I am not sure I understand the description correctly. CUDA kernel invocations are non-blocking. If one thread is already able to utilize a resource fully, splitting that work across N thread using that resource will likely cause a decrease in performance, as now there is overhead from coordinating the access of N threads to that shared resource.
You should be able to gain insights into what is going on by using the CUDA profiler. Have you tried it?
One reason I know of to break a workload up as you are describing is to enable copy/compute overlap. The other reason I can think of is if you have multiple GPUs. No idea if you have done that or if it is even relevent for your code. But if you haven’t done a design for copy/compute overlap, and/or don’t have multiple GPUs to feed, I would reiterate what njuffa said, that breaking up a kernel into N pieces is not a good idea.
Each thread gets a seed that it uses to generate data which it sends to the GPU for processing. In the single threaded mode, the same thread finishes the first seed, moves to the second, so on. On the computation side, they should be completely independent asides from RAM access, and of course GPU usage.
How can I use insight or another tool to see all the functions running on the GPU that my process spawns? It would be really useful to see creation and deletion times along with identifiers.
There may well be some other resource that I don’t know about yet that is blocking but being able to see a history of what is running on the GPU would help. I would expect if I had some shared resource for a parallel computing I would be somewhat slower than 1/N time, but going slower than series processing makes me think something is blocking.
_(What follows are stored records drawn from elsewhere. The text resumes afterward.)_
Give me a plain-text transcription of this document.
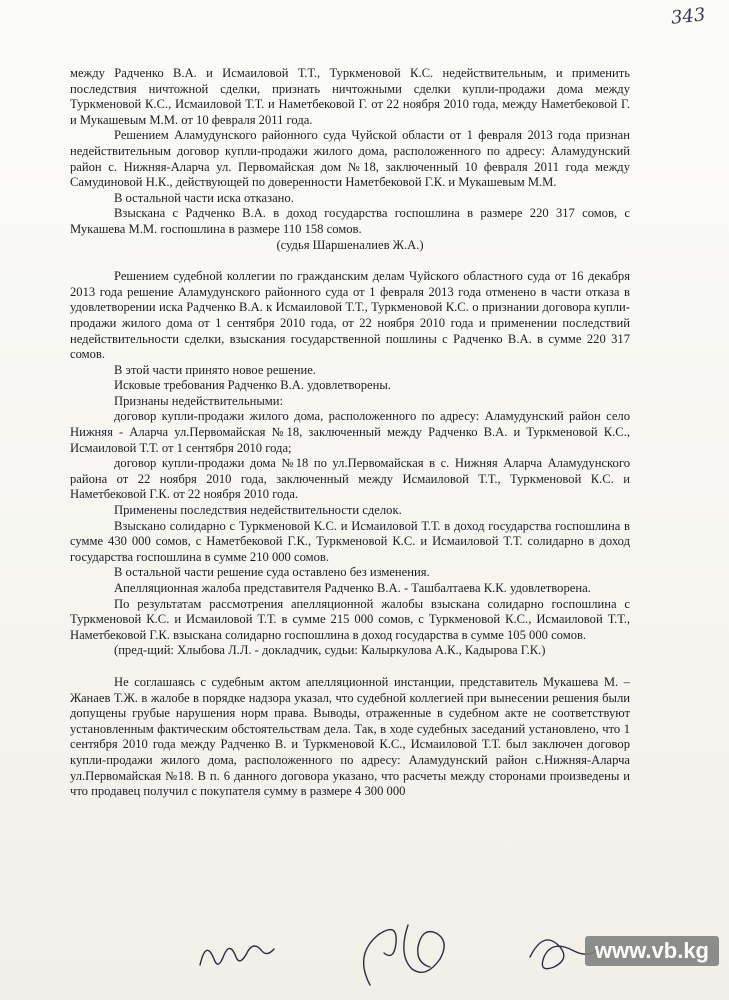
343

между Радченко В.А. и Исмаиловой Т.Т., Туркменовой К.С. недействительным, и применить последствия ничтожной сделки, признать ничтожными сделки купли-продажи дома между Туркменовой К.С., Исмаиловой Т.Т. и Наметбековой Г. от 22 ноября 2010 года, между Наметбековой Г. и Мукашевым М.М. от 10 февраля 2011 года.

Решением Аламудунского районного суда Чуйской области от 1 февраля 2013 года признан недействительным договор купли-продажи жилого дома, расположенного по адресу: Аламудунский район с. Нижняя-Аларча ул. Первомайская дом №18, заключенный 10 февраля 2011 года между Самудиновой Н.К., действующей по доверенности Наметбековой Г.К. и Мукашевым М.М.

В остальной части иска отказано.

Взыскана с Радченко В.А. в доход государства госпошлина в размере 220 317 сомов, с Мукашева М.М. госпошлина в размере 110 158 сомов.

(судья Шаршеналиев Ж.А.)

Решением судебной коллегии по гражданским делам Чуйского областного суда от 16 декабря 2013 года решение Аламудунского районного суда от 1 февраля 2013 года отменено в части отказа в удовлетворении иска Радченко В.А. к Исмаиловой Т.Т., Туркменовой К.С. о признании договора купли-продажи жилого дома от 1 сентября 2010 года, от 22 ноября 2010 года и применении последствий недействительности сделки, взыскания государственной пошлины с Радченко В.А. в сумме 220 317 сомов.

В этой части принято новое решение.

Исковые требования Радченко В.А. удовлетворены.

Признаны недействительными:

договор купли-продажи жилого дома, расположенного по адресу: Аламудунский район село Нижняя - Аларча ул.Первомайская №18, заключенный между Радченко В.А. и Туркменовой К.С., Исмаиловой Т.Т. от 1 сентября 2010 года;

договор купли-продажи дома №18 по ул.Первомайская в с. Нижняя Аларча Аламудунского района от 22 ноября 2010 года, заключенный между Исмаиловой Т.Т., Туркменовой К.С. и Наметбековой Г.К. от 22 ноября 2010 года.

Применены последствия недействительности сделок.

Взыскано солидарно с Туркменовой К.С. и Исмаиловой Т.Т. в доход государства госпошлина в сумме 430 000 сомов, с Наметбековой Г.К., Туркменовой К.С. и Исмаиловой Т.Т. солидарно в доход государства госпошлина в сумме 210 000 сомов.

В остальной части решение суда оставлено без изменения.

Апелляционная жалоба представителя Радченко В.А. - Ташбалтаева К.К. удовлетворена.

По результатам рассмотрения апелляционной жалобы взыскана солидарно госпошлина с Туркменовой К.С. и Исмаиловой Т.Т. в сумме 215 000 сомов, с Туркменовой К.С., Исмаиловой Т.Т., Наметбековой Г.К. взыскана солидарно госпошлина в доход государства в сумме 105 000 сомов.

(пред-щий: Хлыбова Л.Л. - докладчик, судьи: Калыркулова А.К., Кадырова Г.К.)

Не соглашаясь с судебным актом апелляционной инстанции, представитель Мукашева М. – Жанаев Т.Ж. в жалобе в порядке надзора указал, что судебной коллегией при вынесении решения были допущены грубые нарушения норм права. Выводы, отраженные в судебном акте не соответствуют установленным фактическим обстоятельствам дела. Так, в ходе судебных заседаний установлено, что 1 сентября 2010 года между Радченко В. и Туркменовой К.С., Исмаиловой Т.Т. был заключен договор купли-продажи жилого дома, расположенного по адресу: Аламудунский район с.Нижняя-Аларча ул.Первомайская №18. В п. 6 данного договора указано, что расчеты между сторонами произведены и что продавец получил с покупателя сумму в размере 4 300 000

www.vb.kg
In my program, each thread has it;s own completely separate input dataset but is invoking it’s own kernel calls. Are you saying that the kernel can’t handle multiple requests like that and ends up blocking invocations that it isn’t ready for?
nsight systems is the tool you want to start with
here is an introductory blog/tutorial
If you have questions about how to use the profiler, I suggest asking those on the nsight systems forum
I started up NSight and found that when I run with multiple threads, each thread has a large amount of time spent in a blocked state. The blocked state is constantly spiked on the timeline.
After a brief look around I think this is because each thread is calling cudaMemcpy through the default stream. So I need to figure out a way to use multiple streams? I actually want the CPU to wait until the GPU returns a calculation, so an async memcpy isn’t what I’m looking for (I think) unless that is what allows me to use multiple streams.
 Yes, you would want to use multiple non-default streams
 Yes, you would want to use async memcpys along with the multiple streams
 No, this won’t increase performance unless a single-threaded version is not able to fully exploit available GPU resources. You could profile the single-threaded version to find out whether that is the case or not.
I tried turning on per thread default stream and it tanked my application. Interesting.
Why do I need to async memcpy with multiple streams?
What are the metrics I should be looking at for whether or not the GPU is being underutilized by a singel thread?
BTW for people doing multithreaded kernel launches, I strongly encourage them to use the latest released CUDA version (currently 11.4.1). Recent CUDA versions have had some incremental improvements in this area, here is an example.
Forum threads are no substitute for tutorials and/or working through examples with the assistance of documentation. Maybe the following can get you started in the right direction:
That very page is where I found out that I needed to use multiple streams, but using default stream per thread still is not preventing blocking.
All the RTFM in the world does not help finding the right manual sadly.